“We plan on making this an annual event,” Thomas Apple, dean of the College of Arts and Sciences and professor of chemistry and biochemistry, said in his opening remarks. “It's a superb idea that brings people together to talk about these wonderful awards.”
Byrne said that the Nobel Peace Prize was traditionally awarded for achievements in four main categories--efforts to build a culture of peace, efforts to end armed conflict, compassionate action in the face of cruelty, and to those who braved violence to advance human rights and dignity--but Gore and IPCC fall under a relatively new category that awards efforts to build a peaceful relation between society and nature.
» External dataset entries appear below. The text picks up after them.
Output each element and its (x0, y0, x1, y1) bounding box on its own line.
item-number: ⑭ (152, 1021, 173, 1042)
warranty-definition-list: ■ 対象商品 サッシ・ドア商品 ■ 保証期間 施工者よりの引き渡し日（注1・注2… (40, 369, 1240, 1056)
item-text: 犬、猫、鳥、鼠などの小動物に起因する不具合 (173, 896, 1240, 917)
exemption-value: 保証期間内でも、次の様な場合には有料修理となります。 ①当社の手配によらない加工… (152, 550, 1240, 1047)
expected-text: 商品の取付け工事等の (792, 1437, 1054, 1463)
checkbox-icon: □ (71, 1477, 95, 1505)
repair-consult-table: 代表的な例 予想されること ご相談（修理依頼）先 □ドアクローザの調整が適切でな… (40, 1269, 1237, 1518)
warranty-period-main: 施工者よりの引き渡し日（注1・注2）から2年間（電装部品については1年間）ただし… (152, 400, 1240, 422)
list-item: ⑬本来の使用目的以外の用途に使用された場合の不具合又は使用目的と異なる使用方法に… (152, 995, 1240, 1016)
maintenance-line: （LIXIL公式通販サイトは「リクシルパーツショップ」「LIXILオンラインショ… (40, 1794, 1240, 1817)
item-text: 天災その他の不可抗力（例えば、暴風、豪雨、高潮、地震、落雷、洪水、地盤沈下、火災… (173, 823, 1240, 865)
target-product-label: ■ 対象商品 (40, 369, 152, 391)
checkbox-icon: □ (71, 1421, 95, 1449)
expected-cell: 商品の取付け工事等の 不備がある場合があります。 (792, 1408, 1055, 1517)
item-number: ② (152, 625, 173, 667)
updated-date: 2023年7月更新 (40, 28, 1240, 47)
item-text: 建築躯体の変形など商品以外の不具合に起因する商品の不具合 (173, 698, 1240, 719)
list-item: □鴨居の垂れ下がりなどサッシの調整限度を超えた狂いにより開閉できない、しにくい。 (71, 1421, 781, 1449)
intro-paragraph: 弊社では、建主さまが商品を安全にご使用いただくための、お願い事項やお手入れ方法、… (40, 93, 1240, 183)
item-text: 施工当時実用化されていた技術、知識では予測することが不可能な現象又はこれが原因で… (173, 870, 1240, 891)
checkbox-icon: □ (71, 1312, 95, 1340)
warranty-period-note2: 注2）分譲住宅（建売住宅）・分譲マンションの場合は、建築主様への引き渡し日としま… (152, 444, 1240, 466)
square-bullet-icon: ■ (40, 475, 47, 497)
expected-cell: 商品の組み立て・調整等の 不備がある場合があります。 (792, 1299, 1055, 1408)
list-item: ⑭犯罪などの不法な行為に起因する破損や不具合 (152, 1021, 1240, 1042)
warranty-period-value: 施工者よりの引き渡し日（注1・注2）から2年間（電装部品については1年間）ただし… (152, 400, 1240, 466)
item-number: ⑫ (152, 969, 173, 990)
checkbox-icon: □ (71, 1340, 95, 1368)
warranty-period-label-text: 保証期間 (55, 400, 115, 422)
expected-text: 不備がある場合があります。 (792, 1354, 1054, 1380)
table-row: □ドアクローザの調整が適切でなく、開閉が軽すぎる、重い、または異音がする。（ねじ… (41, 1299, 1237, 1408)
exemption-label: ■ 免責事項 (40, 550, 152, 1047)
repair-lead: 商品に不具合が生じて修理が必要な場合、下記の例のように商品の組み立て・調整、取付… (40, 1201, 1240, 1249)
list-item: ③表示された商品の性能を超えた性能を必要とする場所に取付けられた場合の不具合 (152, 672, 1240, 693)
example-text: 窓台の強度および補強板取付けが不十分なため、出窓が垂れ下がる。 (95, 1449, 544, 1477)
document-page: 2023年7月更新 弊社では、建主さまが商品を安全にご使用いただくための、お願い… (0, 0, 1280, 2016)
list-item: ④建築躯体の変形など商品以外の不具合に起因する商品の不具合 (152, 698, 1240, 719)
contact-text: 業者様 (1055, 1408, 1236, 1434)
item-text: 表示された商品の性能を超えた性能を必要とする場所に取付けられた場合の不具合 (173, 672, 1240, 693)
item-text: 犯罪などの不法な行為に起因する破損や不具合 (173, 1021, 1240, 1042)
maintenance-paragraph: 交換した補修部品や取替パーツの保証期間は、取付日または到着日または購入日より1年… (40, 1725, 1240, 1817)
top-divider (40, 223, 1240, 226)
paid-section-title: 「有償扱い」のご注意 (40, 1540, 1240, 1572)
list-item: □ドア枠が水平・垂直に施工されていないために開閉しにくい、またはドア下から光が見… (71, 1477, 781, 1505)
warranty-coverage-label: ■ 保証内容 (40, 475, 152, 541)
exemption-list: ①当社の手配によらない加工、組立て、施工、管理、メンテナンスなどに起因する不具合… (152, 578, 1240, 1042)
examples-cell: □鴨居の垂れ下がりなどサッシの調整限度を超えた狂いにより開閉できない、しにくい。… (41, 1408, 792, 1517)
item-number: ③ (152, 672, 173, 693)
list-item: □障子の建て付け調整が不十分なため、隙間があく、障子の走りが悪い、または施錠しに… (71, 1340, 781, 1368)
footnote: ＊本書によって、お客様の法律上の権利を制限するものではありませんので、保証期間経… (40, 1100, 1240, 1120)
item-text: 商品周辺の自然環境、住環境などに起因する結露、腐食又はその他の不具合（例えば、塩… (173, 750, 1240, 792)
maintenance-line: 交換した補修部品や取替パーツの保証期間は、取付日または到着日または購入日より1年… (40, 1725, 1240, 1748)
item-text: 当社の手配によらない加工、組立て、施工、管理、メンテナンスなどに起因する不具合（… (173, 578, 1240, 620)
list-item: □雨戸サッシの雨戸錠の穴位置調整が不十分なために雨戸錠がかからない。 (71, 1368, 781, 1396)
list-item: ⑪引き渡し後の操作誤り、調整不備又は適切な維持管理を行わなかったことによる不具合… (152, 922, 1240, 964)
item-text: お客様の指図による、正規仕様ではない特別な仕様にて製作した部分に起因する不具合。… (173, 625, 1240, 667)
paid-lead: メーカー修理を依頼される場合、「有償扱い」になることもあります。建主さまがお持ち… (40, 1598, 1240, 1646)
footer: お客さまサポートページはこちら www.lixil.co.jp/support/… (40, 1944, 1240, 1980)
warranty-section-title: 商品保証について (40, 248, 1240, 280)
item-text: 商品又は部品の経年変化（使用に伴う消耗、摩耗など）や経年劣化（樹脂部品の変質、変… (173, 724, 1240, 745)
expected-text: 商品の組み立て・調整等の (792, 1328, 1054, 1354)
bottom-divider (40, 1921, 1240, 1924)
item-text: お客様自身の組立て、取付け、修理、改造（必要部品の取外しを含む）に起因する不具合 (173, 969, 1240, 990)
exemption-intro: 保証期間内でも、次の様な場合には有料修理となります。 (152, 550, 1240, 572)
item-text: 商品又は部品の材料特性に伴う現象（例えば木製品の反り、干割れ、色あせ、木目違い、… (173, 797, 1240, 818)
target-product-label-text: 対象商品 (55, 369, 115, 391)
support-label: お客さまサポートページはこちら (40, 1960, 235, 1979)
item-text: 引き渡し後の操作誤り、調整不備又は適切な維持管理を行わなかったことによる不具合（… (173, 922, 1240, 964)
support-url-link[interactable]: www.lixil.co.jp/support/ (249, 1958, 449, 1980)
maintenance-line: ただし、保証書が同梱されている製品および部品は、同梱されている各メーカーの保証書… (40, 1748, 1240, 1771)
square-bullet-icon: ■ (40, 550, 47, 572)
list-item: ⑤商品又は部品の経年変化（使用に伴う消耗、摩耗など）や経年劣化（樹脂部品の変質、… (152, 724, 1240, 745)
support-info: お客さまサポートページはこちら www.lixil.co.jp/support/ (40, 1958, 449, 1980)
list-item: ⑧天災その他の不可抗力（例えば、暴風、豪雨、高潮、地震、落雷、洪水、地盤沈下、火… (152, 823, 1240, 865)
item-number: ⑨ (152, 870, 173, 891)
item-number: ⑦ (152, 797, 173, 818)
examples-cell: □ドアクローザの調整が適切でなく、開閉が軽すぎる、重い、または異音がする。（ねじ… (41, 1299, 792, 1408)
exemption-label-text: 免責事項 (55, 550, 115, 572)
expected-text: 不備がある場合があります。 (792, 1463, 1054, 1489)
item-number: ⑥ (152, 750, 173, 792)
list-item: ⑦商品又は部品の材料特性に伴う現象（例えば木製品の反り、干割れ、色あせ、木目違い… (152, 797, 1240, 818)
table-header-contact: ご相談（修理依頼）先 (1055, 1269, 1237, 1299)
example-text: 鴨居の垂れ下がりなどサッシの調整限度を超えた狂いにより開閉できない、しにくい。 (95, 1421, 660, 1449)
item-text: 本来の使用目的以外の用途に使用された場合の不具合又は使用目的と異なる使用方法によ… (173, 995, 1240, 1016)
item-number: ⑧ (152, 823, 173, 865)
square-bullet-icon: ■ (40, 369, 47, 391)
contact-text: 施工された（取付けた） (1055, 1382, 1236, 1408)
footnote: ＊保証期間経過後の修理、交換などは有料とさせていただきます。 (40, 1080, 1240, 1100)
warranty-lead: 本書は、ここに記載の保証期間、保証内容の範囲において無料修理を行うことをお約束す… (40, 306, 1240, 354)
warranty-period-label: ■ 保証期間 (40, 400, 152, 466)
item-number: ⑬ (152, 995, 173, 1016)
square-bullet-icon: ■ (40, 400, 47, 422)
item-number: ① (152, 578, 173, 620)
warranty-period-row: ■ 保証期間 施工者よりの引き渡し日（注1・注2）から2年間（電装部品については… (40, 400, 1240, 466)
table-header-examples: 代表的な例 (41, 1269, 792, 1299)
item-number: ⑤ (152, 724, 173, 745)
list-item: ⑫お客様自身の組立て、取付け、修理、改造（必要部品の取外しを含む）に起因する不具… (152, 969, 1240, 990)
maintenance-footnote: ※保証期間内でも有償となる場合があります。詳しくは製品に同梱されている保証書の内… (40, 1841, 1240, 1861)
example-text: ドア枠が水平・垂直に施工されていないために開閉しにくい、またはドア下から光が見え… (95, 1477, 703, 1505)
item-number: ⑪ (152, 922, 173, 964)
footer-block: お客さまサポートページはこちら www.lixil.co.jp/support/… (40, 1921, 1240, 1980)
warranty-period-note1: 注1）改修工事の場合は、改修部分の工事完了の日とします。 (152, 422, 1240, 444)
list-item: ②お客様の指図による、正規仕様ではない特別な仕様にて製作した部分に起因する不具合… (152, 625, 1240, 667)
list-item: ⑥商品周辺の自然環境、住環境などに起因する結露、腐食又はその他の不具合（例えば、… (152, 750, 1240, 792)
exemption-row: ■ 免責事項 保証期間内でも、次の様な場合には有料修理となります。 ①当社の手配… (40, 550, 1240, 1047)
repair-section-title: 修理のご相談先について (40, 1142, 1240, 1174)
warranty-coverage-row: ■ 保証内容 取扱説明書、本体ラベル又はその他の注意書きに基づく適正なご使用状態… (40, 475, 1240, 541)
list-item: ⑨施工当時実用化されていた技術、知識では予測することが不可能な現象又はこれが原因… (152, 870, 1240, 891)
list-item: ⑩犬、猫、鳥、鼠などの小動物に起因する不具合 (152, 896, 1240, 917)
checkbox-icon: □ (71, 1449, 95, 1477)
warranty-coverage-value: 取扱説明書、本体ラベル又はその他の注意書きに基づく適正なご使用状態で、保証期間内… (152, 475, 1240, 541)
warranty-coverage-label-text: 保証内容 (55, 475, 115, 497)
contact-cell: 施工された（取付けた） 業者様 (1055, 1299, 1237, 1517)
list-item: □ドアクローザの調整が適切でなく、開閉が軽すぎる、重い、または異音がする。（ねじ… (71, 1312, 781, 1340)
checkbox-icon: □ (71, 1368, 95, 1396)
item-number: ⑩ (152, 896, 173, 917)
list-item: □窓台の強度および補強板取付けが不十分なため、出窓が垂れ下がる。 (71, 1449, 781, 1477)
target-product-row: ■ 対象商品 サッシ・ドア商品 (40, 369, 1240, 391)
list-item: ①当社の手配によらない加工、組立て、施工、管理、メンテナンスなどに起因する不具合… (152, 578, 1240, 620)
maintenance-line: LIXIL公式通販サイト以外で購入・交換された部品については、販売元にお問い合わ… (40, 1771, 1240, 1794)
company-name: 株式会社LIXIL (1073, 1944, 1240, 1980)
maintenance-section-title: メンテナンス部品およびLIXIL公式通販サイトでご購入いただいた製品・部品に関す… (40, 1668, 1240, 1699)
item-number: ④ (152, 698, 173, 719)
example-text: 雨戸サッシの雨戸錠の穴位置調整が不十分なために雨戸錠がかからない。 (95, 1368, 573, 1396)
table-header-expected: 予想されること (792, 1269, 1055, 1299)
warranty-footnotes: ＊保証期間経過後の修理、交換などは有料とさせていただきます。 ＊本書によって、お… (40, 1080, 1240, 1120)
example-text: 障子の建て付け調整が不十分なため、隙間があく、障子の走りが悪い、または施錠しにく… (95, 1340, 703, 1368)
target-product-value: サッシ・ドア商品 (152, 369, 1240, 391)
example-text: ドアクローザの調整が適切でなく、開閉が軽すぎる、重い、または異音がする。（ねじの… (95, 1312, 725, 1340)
Previous recipients in this category are Wangari Maathai and the Green Belt Movement of Kenya in 2004 and Muhammad Yunus and Grameen Bank of Bangladesh in 2006.
To underline the importance of IPCC's work, Byrne quoted Maathai: “Climate change is the single biggest threat to word peace we have ever faced.”
“The U.S. is the most carbon-intensive civilization,” said Byrne, who pointed out that the amount of carbon emissions for every American person is the same amount produced for every 15 people in India. “Unless we address the per capita rate, there is no way that other countries are going to reduce their carbon emissions.... There is no way we can reach the 3.3 ton [annual carbon emission per capita] goal unless we dramatically change the amount of energy we use every day.”
Byrne said carbon emissions can be drastically reduced through measures and guidelines that were recommended by the state of Delaware's Sustainable Energy Utility (SEU) Task Force, of which he was cochair, in a report available at [www.seu-de.org]. SEU, a sustainable energy utility, was established by law in Delaware on June 28. The legislation establishes a state-supervised nonprofit organization dedicated to helping residents and businesses of the First State conserve energy and expand reliance on renewable energy sources through funds initially seeded by a $30 million bond.
Other speakers at the symposium were: Brian Hanson, chairperson and professor of geography, who highlighted the scientists whose work in the area of climate change gradually created a foundation for the award given to Gore and IPCC; Emily Davis, assistant professor of English, who discussed the works of Doris Lessing, winner of the 2007 Nobel Prize for Literature; and Michael Arnold, associate professor of economics, who discussed mechanism design theory, for which Lenid Hurwicz, Eric S. Maskin and Roger B. Meyerson won the 2007 Nobel Prize for Economics.